Un jour, une bonne nouvelle est tombée ; Ivan avait retrouvé la piste de Gilbert. Et en cherchant un peu plus loin, il avait également retrouvé Ludwig. Les deux frères allaient bien. Ils avaient dû fuir la France en catastrophe après l'arrivée des américains et, miraculeusement, après un périple long et pénible, ils étaient revenus en Allemagne. Leur ville avait été saccagée, pillée et bombardée par les américains et les russes, mais ils reconstruisaient patiemment leur petit coin de paradis, pierre par pierre. Ludwig avait écrit une lettre à Chiara, qui s'était malheureusement perdue et était partie jusqu'en Ardèche. La Poste sera toujours une équipe d'incapables, décidément. Enfin bref. Chiara avait repris contact avec lui et l'avait rejoint en Allemagne, ayant attendu que ses cheveux retrouvent une longueur correcte. Elle était heureuse, c'était tout ce qui comptait.

Et Ivan, il avait retrouvé Alfred. L'américain pouvait visiblement se permettre de voyager en France de temps en temps, puisqu'il le revit assez souvent. Il ne parvenait cependant toujours pas à mettre de mots sur leur relation. Ce fut inutile. Alfred le fit à sa place.

« C'est peut être pas la peine que je continue d'essayer inutilement mais j'essaye quand même… Je t'ai toujours trouvé génial, plein de qualités et tout… Depuis le début. Et ça n'a pas changé. Et je sais bien que ça a toujours été Francis que tu aimes et que tu veux… Même s'il ne te mérite clairement pas. Si tu le veux vraiment, il finira par tomber amoureux de toi. Alors si tu ressens toujours quelque chose pour lui, dis-le tout de suite. Que je ne me fasse pas des faux espoirs pour rien.

Ivan sourit faiblement, bien placé pour savoir qu'il ne ressentait plus rien pour Francis. Et il ne pouvait plus pointer la guerre du doigt en l'accusant de les avoir séparés puisqu'elle était maintenant terminée depuis quelques mois et ils ne s'étaient pourtant toujours pas reparlés depuis. Ils avaient juste grandi. Et s'étaient rendus compte qu'ils n'avaient rien à voir l'un avec l'autre.

- J'ai jamais aimé les États-Unis. Je trouve ce pays atrocement moche et déshumanisé par la modernité, répondit innocemment Ivan, esquivant la question.

- What… ? How dare you...

- Tu m'y emmèneras ? Peut être qu'avec toi, je trouverais un minimum de charme à ces buildings déprimants.

- Un communiste aux États-Unis… Quel sacrilège.
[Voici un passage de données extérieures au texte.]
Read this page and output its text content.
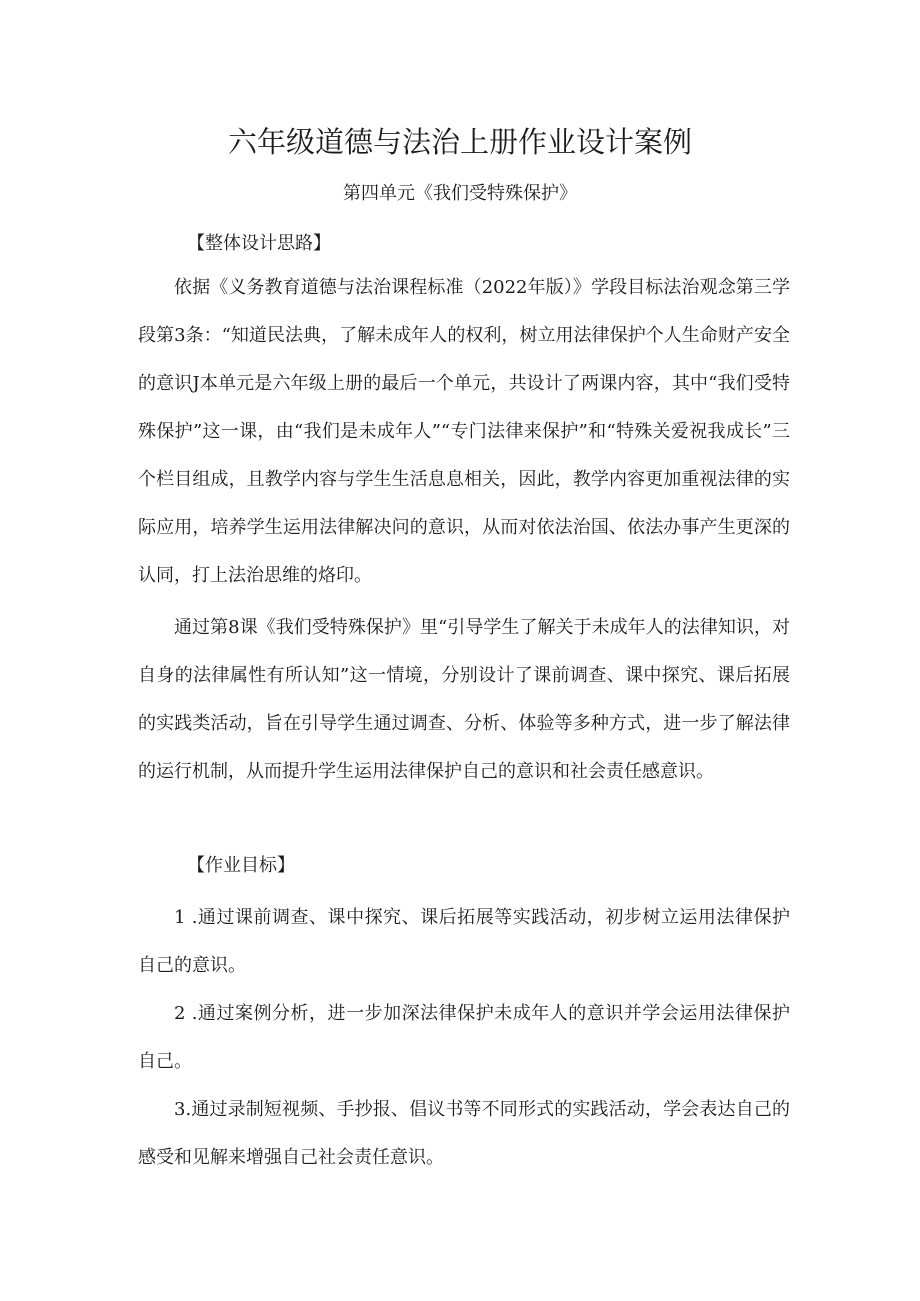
六年级道德与法治上册作业设计案例
第四单元《我们受特殊保护》
【整体设计思路】

依据《义务教育道德与法治课程标准（2022年版）》学段目标法治观念第三学段第3条：“知道民法典，了解未成年人的权利，树立用法律保护个人生命财产安全的意识J本单元是六年级上册的最后一个单元，共设计了两课内容，其中“我们受特殊保护”这一课，由“我们是未成年人”“专门法律来保护”和“特殊关爱祝我成长”三个栏目组成，且教学内容与学生生活息息相关，因此，教学内容更加重视法律的实际应用，培养学生运用法律解决问的意识，从而对依法治国、依法办事产生更深的认同，打上法治思维的烙印。

通过第8课《我们受特殊保护》里“引导学生了解关于未成年人的法律知识，对自身的法律属性有所认知”这一情境，分别设计了课前调查、课中探究、课后拓展的实践类活动，旨在引导学生通过调查、分析、体验等多种方式，进一步了解法律的运行机制，从而提升学生运用法律保护自己的意识和社会责任感意识。

【作业目标】

1 .通过课前调查、课中探究、课后拓展等实践活动，初步树立运用法律保护自己的意识。

2 .通过案例分析，进一步加深法律保护未成年人的意识并学会运用法律保护自己。

3.通过录制短视频、手抄报、倡议书等不同形式的实践活动，学会表达自己的感受和见解来增强自己社会责任意识。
- Disons que je n'étais communiste que pendant la guerre.

Alfred éclata de rire. Ivan le trouva magnifique. Et pourquoi pas l'Amérique, après tout. Et pourquoi pas lui.

- La guerre n'est pas finie pour nous ! Les japonais résistent encore et toujours.

- Alors quand vous aurez vaincu les japonais ?

- Aucun problème. Je t'y emmènerais autant de fois que tu voudras. »

En tout cas, la guerre était finie pour Ivan. Il fallait bien qu'il se reconstruise lui-même. Et pour ça, il fallait dire au revoir à la France.